Permutation P commutes through the entire attention block — no operation depends on absolute position.

q-16-02 — What does RoPE encode that sinusoidal does not? (multi)¶

RoPE encodes relative position via a dot-product identity ✓
RoPE is applied inside the attention computation, not at the input ✓
RoPE has learnable parameters; sinusoidal does not
RoPE extrapolates better to lengths beyond the training distribution ✓

Both RoPE and vanilla sinusoidal have zero learnable parameters.

q-16-03 — Find the bug: `cos(PE[t], PE[t+1]) ≈ 0` (free)¶

Expected to contain: smooth.

Sinusoidal PE has smooth phase relationships — adjacent positions should be cosine-similar. Orthogonal adjacent rows mean PE was shuffled or randomized.
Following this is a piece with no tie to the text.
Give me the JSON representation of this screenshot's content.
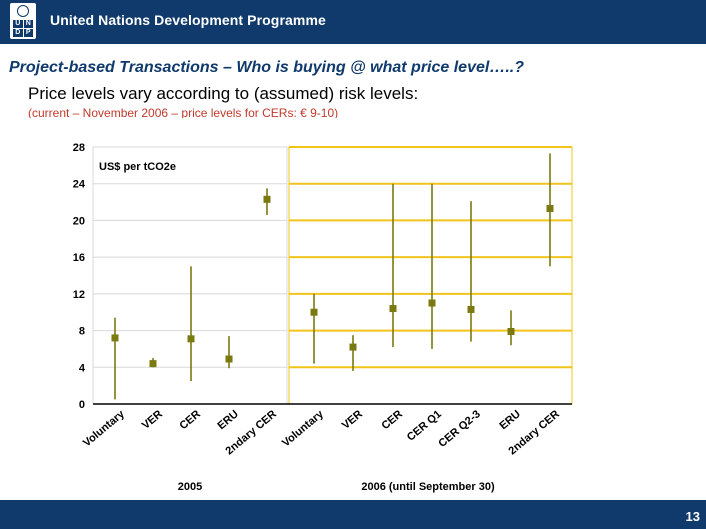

q-16-04 — When does RoPE win on §A13? (single)¶

Sinusoidal (it's the original)
RoPE (relative position extrapolates better) ✓
They are identical in extrapolation
Learned PE with weight decay

RoPE's relative-position identity stays in-distribution for any length. Sinusoidal at T=20 is OOD.

q-16-05 — RoPE: relative-position identity (single)¶

For RoPE, the dot product (R_θ(t) q) · (R_θ(s) k) depends only on which quantity?

t + s
t - s ✓
t × s
max(t, s)

R_θ(t)^T R_θ(s) = R_θ(s - t). The dot product depends only on the relative offset. Su et al. 2021 §3.4.